Wolken, Rauch, verhangener Himmel. Schon bevor es zum Schlimmsten kommt, hängen die Schatten der Geschichte über der Szenerie. Es ist der 17. September 1939. Noch hat Warschau nicht kapituliert, kämpft die polnische Armee gegen zwei gierige Besatzer zugleich. Die Kamera aber weiß bereits um das dunkle Kapitel, das hier folgt. Sie findet ein einprägsames Motiv für die ausweglose Lage, in der sich die Polen befinden: Geängstigte, gehetzte Menschenmassen drängen von zwei Seiten auf eine Brücke und treffen in der Mitte aufeinander.

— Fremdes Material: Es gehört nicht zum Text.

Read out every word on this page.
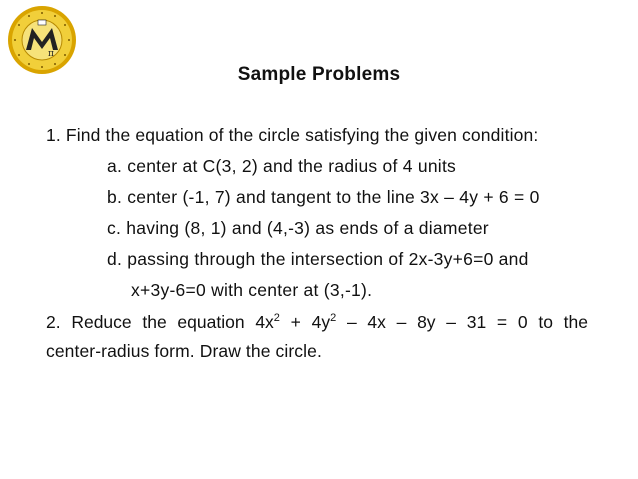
π
Sample Problems
1. Find the equation of the circle satisfying the given condition:
a. center at C(3, 2) and the radius of 4 units
b. center (-1, 7) and tangent to the line 3x – 4y + 6 = 0
c. having (8, 1) and (4,-3) as ends of a diameter
d. passing through the intersection of 2x-3y+6=0 and
x+3y-6=0 with center at (3,-1).
2. Reduce the equation $4x^2 + 4y^2 - 4x - 8y - 31 = 0$ to the
center-radius form. Draw the circle.
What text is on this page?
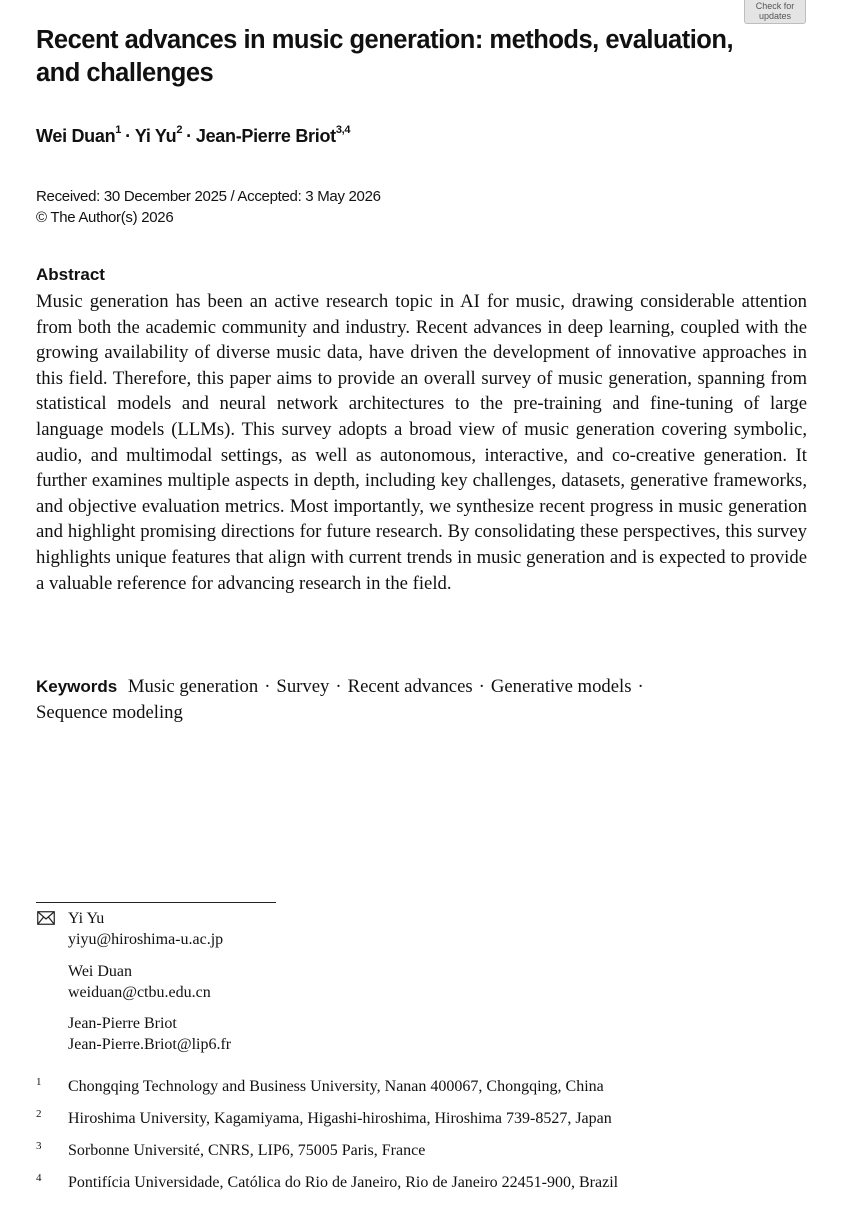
Check for
updates
Recent advances in music generation: methods, evaluation, and challenges

Wei Duan$^1$ · Yi $Yu^2$ · Jean-Pierre Briot$^{3,4}$

Received: 30 December 2025 / Accepted: 3 May 2026
© The Author(s) 2026
Abstract

Music generation has been an active research topic in AI for music, drawing considerable attention from both the academic community and industry. Recent advances in deep learning, coupled with the growing availability of diverse music data, have driven the development of innovative approaches in this field. Therefore, this paper aims to provide an overall survey of music generation, spanning from statistical models and neural network architectures to the pre-training and fine-tuning of large language models (LLMs). This survey adopts a broad view of music generation covering symbolic, audio, and multimodal settings, as well as autonomous, interactive, and co-creative generation. It further examines multiple aspects in depth, including key challenges, datasets, generative frameworks, and objective evaluation metrics. Most importantly, we synthesize recent progress in music generation and highlight promising directions for future research. By consolidating these perspectives, this survey highlights unique features that align with current trends in music generation and is expected to provide a valuable reference for advancing research in the field.

Keywords Music generation · Survey · Recent advances · Generative models ·
Sequence modeling
Yi Yu
yiyu@hiroshima-u.ac.jp
Wei Duan
weiduan@ctbu.edu.cn
Jean-Pierre Briot
Jean-Pierre.Briot@lip6.fr
1 Chongqing Technology and Business University, Nanan 400067, Chongqing, China
2 Hiroshima University, Kagamiyama, Higashi-hiroshima, Hiroshima 739-8527, Japan
3 Sorbonne Université, CNRS, LIP6, 75005 Paris, France
4 Pontifícia Universidade, Católica do Rio de Janeiro, Rio de Janeiro 22451-900, Brazil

Die einen auf der Flucht vor den Deutschen, die anderen vor den Russen.
Schon mit dem ersten Bild von „Katyn“ bringt Andrzej Wajda das Schicksal seines Landes auf den Punkt. Es sitzt in der Falle, eingequetscht zwischen zwei größenwahnsinnigen Kriegsmächten. Die Geschichte, die Wajda hier beginnt, ist eine schlimme, eine wahre Geschichte. In Folge jenes 17. September 1939 wurden rund 14 000 polnische Offiziere und Soldaten von der sowjetischen Armee gefangen genommen, die meisten von ihnen in einen Wald bei Katyn verschleppt, um dort im April 1940 systematisch ermordet zu werden. Wajda zeigt die kühle Professionalität, mit der die Massengräber erst ausgebaggert und dann mit Körpern gefüllt werden mit harter, gnadenloser Genauigkeit. Aber erst am Ende seines Films: Um das geschehene Grauen visualisieren zu können, müssen erst die Lügen der Geschichte aufgedeckt werden.
Denn nach dem Morden begann die Vertuschung. Schon 1941 wollte Stalin von Katyn nichts gewusst haben. Hitler war inzwischen vom Freund zum Feind geworden. Als man die Massengräber entdeckte, schob Stalin daher die Verantwortung der Wehrmacht zu. Eine Version, die auch lange nach Kriegsende die offizielle war. Erst 1990, als die Sowjetunion ihren hegemonialen Anspruch in Polen aufgab, räumte Gorbatschow sowjetische Schuld ein. Bis dahin musste die Wahrheit verschwiegen werden. Oder sie wurde – nicht weniger perfide – als antisowjetische Propaganda missbraucht.
Wajda erzählt vom Unterdrücken der Wahrheit anhand derer, die sie am meisten brauchten. Sein Film folgt sechs zurückgebliebenen Frauen durch Hoffnung, Verzweiflung, Trauer, Wut. Auch eigene Erinnerungen mögen eingeflossen sein. Das vergebliche Hoffen und Warten hat der heute 82jährige Wajda selbst als Jugendlicher erfahren. Sein Vater ist ebenfalls in Katyn ermordet worden. Es sind neben den klaren, schlimmen Bildern vor allem die sechs Schauspielerinnen, die „Katyn“ tief berührend und nie sentimental machen. Keine Regung, keine Träne ist hier zu viel. So erzählt Wajda das Unerzählbare, den Schmerz, vor allem durch Stille, Beobachtung, Andeutung. Im Rahmen von filmPOLSKA läuft „Katyn“ heute Abend 20 Uhr im Filmmuseum. Eine rare Gelegenheit: Offiziell ist der Film in deutschen Kinos noch nicht angelaufen.